Table 6 shows the quantitative segmentation results of these methods both in the internal and external cohorts. It can be found that the baseline nnUNet and the modified nnUNet perform better than the other three transformer-based models in terms of mean DSC (mDSC) on all testing cohorts. Meanwhile, the modification of the baseline also improved the baseline performance by a slight margin. Besides, the results in the term of NSD also show a similar trend compared with DSC, where the CNN-based segmentation models consistently outperform transformer-based models. (Fig. 4 shows some segmentation results.)

Table 6 Segmentation results across several SOTA methods in the internal and external testing cohorts.
Fig. 4
figure 4

Visual examples of the nnUNet(mixup) predictions in internal testing (A), external testing 1(B), and external testing 2 cohorts (C). We each ranked all patients in the internal testing cohort, external testing cohort 1, and external testing cohort 2 and selected the median scores of patients in the term of DSC. Yellow lines denoted the experts’ delineated contours, and green lines denoted the model-predicted ones.

Limitation

Unlike previous studies including level Ia segmentation13,25, our study did not involve it, which might limit the dataset’s and model’s broader applicability.
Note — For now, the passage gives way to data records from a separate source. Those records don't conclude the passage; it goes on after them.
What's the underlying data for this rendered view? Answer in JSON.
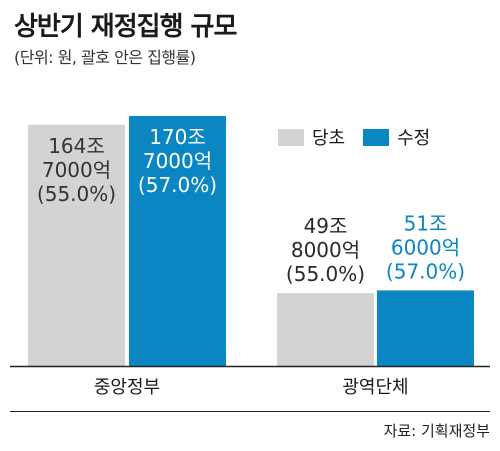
{
  "title": "상반기 재정집행 규모",
  "subtitle": "(단위: 원, 괄호 안은 집행률)",
  "source": "자료: 기획재정부",
  "colors": {
    "initial": "#d3d3d3",
    "revised": "#0a86c3",
    "axis": "#222222"
  },
  "chart_data": {
    "type": "bar",
    "categories": [
      "중앙정부",
      "광역단체"
    ],
    "series": [
      {
        "name": "당초",
        "values": [
          164.7,
          49.8
        ],
        "rates": [
          55.0,
          55.0
        ],
        "labels": [
          [
            "164조",
            "7000억",
            "(55.0%)"
          ],
          [
            "49조",
            "8000억",
            "(55.0%)"
          ]
        ]
      },
      {
        "name": "수정",
        "values": [
          170.7,
          51.6
        ],
        "rates": [
          57.0,
          57.0
        ],
        "labels": [
          [
            "170조",
            "7000억",
            "(57.0%)"
          ],
          [
            "51조",
            "6000억",
            "(57.0%)"
          ]
        ]
      }
    ],
    "unit": "조원",
    "legend": "top-right",
    "grid": false
  }
}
That’s because the patients in this dataset consist of NPC, one of the main subtypes of HNC. In NPC, LN metastases are rarely observed in this area, and thus this area is not commonly included in NPC RT.

Usage Notes

The Dataset is publicly available on Figshare under the Creative Commons 4.0 Attribution (CC-BY-4.0). All NIfTI files can be visualized via ITK-SNAP32 and other packages.